It started with a cracked stone tile. In 2008, COLORIA GROUP founder Elena Marquez was visiting a 17th-century villa in Tuscany when she watched a restoration worker struggle to replace a weathered travertine panel. The slab was heavy—so heavy it took two people to lift—and fragile, chipping at the edges as they maneuvered it into place. "Why," she wondered aloud, "does beauty have to be so difficult?"
That question lingered. Marquez, a civil engineer with a background in sustainable design, had long been frustrated by the construction industry's trade-offs: natural materials like stone and marble were stunning but heavy, expensive, and prone to wear; synthetic alternatives were lightweight but lacked soul, feeling more like plastic than earth. "Buildings should tell stories," she often said. "But how can they when their skin is either too fragile to last or too artificial to feel alive?"
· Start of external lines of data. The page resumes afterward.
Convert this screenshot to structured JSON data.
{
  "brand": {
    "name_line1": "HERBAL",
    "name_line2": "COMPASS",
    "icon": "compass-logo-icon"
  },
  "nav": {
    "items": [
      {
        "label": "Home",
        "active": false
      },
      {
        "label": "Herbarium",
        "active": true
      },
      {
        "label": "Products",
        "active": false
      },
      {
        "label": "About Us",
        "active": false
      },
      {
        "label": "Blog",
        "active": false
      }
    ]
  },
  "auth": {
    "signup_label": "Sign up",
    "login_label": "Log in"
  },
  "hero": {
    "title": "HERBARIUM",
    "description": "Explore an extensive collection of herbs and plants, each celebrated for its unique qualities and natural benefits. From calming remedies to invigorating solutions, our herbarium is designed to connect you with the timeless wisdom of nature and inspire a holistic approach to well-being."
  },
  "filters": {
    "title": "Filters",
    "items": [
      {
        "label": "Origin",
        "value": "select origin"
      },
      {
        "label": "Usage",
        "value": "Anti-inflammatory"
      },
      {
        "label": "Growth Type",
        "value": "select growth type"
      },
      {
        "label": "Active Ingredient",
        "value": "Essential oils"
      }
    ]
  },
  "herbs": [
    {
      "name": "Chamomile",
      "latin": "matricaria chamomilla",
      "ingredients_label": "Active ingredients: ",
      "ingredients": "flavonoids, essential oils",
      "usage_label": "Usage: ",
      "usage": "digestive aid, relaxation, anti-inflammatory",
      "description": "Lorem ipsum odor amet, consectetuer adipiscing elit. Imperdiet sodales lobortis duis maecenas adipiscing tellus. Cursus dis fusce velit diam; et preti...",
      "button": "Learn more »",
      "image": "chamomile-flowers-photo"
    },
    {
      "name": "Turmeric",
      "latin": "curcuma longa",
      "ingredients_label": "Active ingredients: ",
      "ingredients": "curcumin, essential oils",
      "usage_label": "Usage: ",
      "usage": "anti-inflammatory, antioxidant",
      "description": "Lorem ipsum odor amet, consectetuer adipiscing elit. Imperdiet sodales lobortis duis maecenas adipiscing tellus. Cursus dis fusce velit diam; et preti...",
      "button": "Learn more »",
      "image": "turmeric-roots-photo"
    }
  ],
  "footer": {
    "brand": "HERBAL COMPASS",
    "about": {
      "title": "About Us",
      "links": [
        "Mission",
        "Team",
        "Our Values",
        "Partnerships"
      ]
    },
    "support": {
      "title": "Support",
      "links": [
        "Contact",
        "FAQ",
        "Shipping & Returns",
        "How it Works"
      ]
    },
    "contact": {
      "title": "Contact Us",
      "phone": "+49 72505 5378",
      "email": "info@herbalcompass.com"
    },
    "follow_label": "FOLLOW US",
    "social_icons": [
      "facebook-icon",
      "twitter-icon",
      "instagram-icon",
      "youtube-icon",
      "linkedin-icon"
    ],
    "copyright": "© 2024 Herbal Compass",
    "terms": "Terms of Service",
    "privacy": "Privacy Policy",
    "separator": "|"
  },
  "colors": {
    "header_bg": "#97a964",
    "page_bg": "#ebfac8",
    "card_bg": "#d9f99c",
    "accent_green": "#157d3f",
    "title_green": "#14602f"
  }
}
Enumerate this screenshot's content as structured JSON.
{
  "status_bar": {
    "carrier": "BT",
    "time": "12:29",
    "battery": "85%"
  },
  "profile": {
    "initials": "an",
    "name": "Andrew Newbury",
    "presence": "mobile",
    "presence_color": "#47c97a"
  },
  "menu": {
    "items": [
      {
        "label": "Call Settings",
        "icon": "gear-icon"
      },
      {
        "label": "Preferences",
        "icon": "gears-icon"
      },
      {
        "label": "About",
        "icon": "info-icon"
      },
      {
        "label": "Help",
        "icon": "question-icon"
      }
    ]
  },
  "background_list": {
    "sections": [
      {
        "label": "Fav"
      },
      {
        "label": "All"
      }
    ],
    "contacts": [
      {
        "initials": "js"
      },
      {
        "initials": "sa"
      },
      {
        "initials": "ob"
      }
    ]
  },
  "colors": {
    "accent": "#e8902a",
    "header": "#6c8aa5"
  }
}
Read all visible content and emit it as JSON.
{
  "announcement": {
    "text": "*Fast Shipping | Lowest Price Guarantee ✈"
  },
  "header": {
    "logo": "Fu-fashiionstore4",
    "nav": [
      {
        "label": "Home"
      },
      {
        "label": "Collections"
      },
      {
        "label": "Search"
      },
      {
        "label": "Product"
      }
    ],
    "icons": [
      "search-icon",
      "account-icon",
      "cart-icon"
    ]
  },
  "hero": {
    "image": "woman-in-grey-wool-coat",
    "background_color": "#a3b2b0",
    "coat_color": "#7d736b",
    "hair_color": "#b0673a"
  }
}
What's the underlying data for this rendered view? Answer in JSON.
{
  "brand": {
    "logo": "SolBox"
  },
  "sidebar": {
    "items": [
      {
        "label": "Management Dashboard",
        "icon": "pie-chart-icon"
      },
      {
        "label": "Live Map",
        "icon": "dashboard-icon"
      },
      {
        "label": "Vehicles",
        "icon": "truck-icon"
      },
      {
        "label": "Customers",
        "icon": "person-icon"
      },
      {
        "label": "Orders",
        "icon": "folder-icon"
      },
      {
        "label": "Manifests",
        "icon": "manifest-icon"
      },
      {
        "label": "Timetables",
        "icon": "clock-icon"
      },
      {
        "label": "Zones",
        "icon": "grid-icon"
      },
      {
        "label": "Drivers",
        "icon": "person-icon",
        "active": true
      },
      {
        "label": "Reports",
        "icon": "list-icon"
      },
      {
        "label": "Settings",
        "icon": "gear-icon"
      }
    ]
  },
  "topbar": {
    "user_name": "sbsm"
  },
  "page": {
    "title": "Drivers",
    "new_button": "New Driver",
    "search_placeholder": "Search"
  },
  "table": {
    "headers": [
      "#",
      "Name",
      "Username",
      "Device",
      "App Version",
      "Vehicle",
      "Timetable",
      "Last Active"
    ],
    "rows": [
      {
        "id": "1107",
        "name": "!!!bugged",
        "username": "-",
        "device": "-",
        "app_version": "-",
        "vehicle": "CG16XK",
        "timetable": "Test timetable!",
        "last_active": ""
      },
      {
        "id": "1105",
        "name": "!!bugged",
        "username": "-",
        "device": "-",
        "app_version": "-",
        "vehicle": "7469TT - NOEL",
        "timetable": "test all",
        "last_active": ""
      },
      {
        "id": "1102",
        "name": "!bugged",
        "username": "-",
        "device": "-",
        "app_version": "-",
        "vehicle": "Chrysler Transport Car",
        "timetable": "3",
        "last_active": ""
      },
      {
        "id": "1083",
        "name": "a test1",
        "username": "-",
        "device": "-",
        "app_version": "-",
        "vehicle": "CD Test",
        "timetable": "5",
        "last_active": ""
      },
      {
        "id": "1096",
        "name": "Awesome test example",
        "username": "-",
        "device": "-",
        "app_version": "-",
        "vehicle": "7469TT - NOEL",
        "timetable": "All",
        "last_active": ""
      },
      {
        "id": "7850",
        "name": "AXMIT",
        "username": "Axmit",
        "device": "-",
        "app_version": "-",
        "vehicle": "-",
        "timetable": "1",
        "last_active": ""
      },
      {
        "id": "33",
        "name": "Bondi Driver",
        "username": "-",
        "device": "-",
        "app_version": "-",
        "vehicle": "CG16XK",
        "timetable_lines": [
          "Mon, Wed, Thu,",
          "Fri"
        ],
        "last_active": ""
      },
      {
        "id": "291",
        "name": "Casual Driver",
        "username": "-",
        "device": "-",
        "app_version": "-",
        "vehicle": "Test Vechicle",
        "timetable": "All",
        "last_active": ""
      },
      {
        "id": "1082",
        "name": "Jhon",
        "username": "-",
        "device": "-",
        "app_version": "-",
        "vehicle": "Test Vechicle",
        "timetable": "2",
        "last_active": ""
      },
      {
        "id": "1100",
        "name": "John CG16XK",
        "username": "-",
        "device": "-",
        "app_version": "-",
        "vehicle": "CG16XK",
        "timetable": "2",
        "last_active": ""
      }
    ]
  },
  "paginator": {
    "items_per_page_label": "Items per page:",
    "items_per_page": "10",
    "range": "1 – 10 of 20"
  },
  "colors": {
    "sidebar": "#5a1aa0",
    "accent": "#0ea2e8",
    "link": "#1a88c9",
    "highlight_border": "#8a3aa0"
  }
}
By 2010, COLORIA GROUP was born in a small Madrid lab, with a team of 12—materials scientists, geologists, and artists—united by a single mission: to create building materials that married nature's beauty with modern practicality. "We didn't want to invent something 'new,'" recalls head geologist Dr. Raj Patel, who joined the team in 2011. "We wanted to reimagine what was possible. To take the essence of stone—the texture, the depth, the way it catches light—and set it free from its physical limitations."